Minimal overlap between bias and sensitivity samples: Only 7.34% of the 24.68% hard samples identified for LLaVA-NeXT are shared with Qwen2-VL, confirming that robustness is model-specific.
Qwen2-VL is generally more robust but more susceptible to bias; LLaVA-NeXT exhibits more pronounced sensitivity issues.
Monotonic improvement from SCI3 to SCI7 suggests that the potential of test-time robustness scaling remains largely unexplored.
TC and VC address distinct types of robustness failures and are mutually indispensable.

Highlights & Insights¶

Unification of VCD and CF-VQA: Revealing that VCD is equivalent to temperature-scaled TIE reweighting is a contribution of independent value.
Test-time robustness scaling: Unlike conventional test-time scaling (extending intermediate token length), robustness is improved by increasing counterfactual inference rounds—a direction orthogonal to CoT scaling.
DRBench design philosophy: A dynamic, model-specific benchmark that can be automatically constructed from any dataset, addressing the risk of fixed benchmarks being included in subsequent model training data.
The method is model-agnostic and can be directly integrated into any LVLM inference pipeline.

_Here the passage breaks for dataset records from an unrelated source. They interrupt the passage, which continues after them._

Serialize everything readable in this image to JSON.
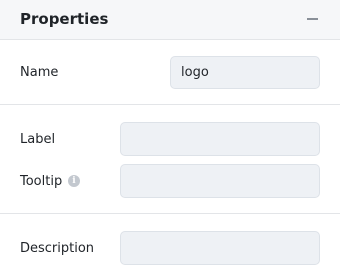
{
  "panel": {
    "title": "Properties"
  },
  "fields": {
    "name": {
      "label": "Name",
      "value": "logo"
    },
    "label": {
      "label": "Label",
      "value": ""
    },
    "tooltip": {
      "label": "Tooltip",
      "value": ""
    },
    "description": {
      "label": "Description",
      "value": ""
    }
  },
  "icons": {
    "collapse": "minus-icon",
    "tooltip_info": "info-icon"
  }
}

Limitations & Future Work¶

Inference cost scales linearly: SCI7 requires 7 forward passes.
The strategies for generating textual and visual variants are relatively straightforward; more sophisticated counterfactual generation may yield further improvements.
Temperature parameters \(\tau_1\) and \(\tau_2\) require manual tuning.
DRBench relies on specific counterfactual generation methods to construct bias and sensitivity subsets.

vs. VCD: VCD is a special case of SCI (\(N=0, M=1\)); SCI extends the counterfactual dimensions and introduces test-time scaling.
vs. CF-VQA / TDE: Causal analysis for debiasing in conventional VQA has been established in prior work; this paper demonstrates that the same principles apply to LVLMs and extend naturally to language sensitivity.

Rating¶

Novelty: ⭐⭐⭐⭐ — Unified analysis is insightful; test-time scaling direction is novel.
Experimental Thoroughness: ⭐⭐⭐⭐ — Six datasets, two models, and a well-designed DRBench.
Writing Quality: ⭐⭐⭐⭐⭐ — Theoretical analysis is elegant; the derivation from VCD to SCI is natural.
Value: ⭐⭐⭐⭐ — A practical inference-time robustness enhancement method.